All I am saying is that your thread would have IMO been better served if you stated that through the use of a scrubber you have had no need to physically remove phosphates and nitrates via water removal and replacement but rather by the harvesting of algae from the scrubber
Quote:
Originally Posted by SnakeBlitz33 http:///t/388858/snakes-method-for-algae-scrubber-basics#post_3437131
Technicalities. Yes, I top off my aquarium when it evaporates water. Yes, I adjust my salinity. Have I removed a large amount of water from my system and replaced it with newly mixed saltwater for the purpose of reducing nitrate and phosphate? No.
 

jaws1279

New Member
Snake I understand what you are saying.
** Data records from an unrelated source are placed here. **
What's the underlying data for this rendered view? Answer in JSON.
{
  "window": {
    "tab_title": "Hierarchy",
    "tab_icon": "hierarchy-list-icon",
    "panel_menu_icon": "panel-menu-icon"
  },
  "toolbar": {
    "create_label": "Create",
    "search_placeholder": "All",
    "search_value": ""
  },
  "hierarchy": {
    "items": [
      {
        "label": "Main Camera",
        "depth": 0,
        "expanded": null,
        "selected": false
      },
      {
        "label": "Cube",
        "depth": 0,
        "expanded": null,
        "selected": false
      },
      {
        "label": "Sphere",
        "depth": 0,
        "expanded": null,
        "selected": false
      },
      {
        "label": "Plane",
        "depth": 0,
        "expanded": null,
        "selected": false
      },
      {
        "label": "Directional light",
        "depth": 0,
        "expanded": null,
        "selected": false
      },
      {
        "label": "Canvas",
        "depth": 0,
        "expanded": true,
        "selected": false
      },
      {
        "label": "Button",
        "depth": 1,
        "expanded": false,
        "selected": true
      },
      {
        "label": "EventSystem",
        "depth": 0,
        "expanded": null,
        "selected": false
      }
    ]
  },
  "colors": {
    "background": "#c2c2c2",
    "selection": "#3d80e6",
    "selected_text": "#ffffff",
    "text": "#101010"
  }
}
You do not do a water change but you do top it off to replace evaporation. I do have a question: do you need a sump in order to setup this up? I i only have a small hang on the back refugium on 46g tank.
 

florida joe

Well-Known Member
in post 4 your personal scrubber why not two couplings so you only have to remove the screen and not the screen and pump and pump plumbing.
And in post 6 why not put a T below the coupling to feed the water and just elbow the vertical to horizontal
 

snakeblitz33

Well-Known Member
Joe, my personal scrubber was designed and built and put to use the same day. I used plumbing parts that I had on hand, and didn't purchase anything but the screen and lights to start it. If I had to rebuild it, IDE do Al's design and put it in a 10g tank. I usually cut the zip ties anyways, to clean the screen.
Post six... Your right. In fact, I think I mentioned that in the post. Hindsight is 20/20.
Im not going to get hung up on technicalities, joe. I already stated my case. I disagree that topping off a tank and adjusting salinity is a water change, but whatever.
Jaws: no. You do not have to have a sump. There is another version you can build in a container or a 10g tank or even a 5g bucket that you can hang above your tank and the pump can be placed in your tank in the corner.
 

spanko

Active Member
IMO just doing top offs to replace evaporated water increases toxicity as toxins do not evaporate but are left behind. Also water replacement IMO does not equal a water change in the way we discuss water changes in the hobby.
 

snakeblitz33

Well-Known Member
Toxins from top off water? I always assumed that by using RO/DI or distilled water for top offs that you eliminate toxins and other harsh chemicals from being added to the tank? I also thought that by using chemical filtration media like carbon and GFO would also limit toxins in the water column. Also, hair algae readily takes up heavy metals into it's tissues, such as iron, copper, and lead... If you remove the hair algae from the system via cleaning an algae scrubber, and using carbon in the system occasionally, on top of using RO/DI water... wouldn't that severely limit the total amount of toxins in the water column?
 

florida joe

Well-Known Member
Quote:
Also water replacement IMO does not equal a water change in the way we discuss water changes in the hobby.
but there is a difference between doing a water change and changing water.
I will jump the gun to my brother Henrys question of how so. I could say it just sounds good like Lucy in the sky with diamonds. But I will say that as most hobbyists understand the reason for water changes being. To eliminate, to dilute and replenish. My point is that when you employ a scrubber and state that there is no need to do or have never done a water change, that in fact you have been doing water changes simply by dealing with evaporation. BTW happy thanksgiving to all
 

spanko

Active Member
I wasn't clear snake, not that the top off water contains toxins but that the toxins present in the aquarium will elevate like salt does with the evaporation.
Yes all of the filtering methods you talk about are for the exact purpose of removing toxins and potentials. What I meant was that evaporation in and of itself does not remove nitrates or any other "toxin" as they are left behind just like salt is and you now have a more concentrated amount of what is left.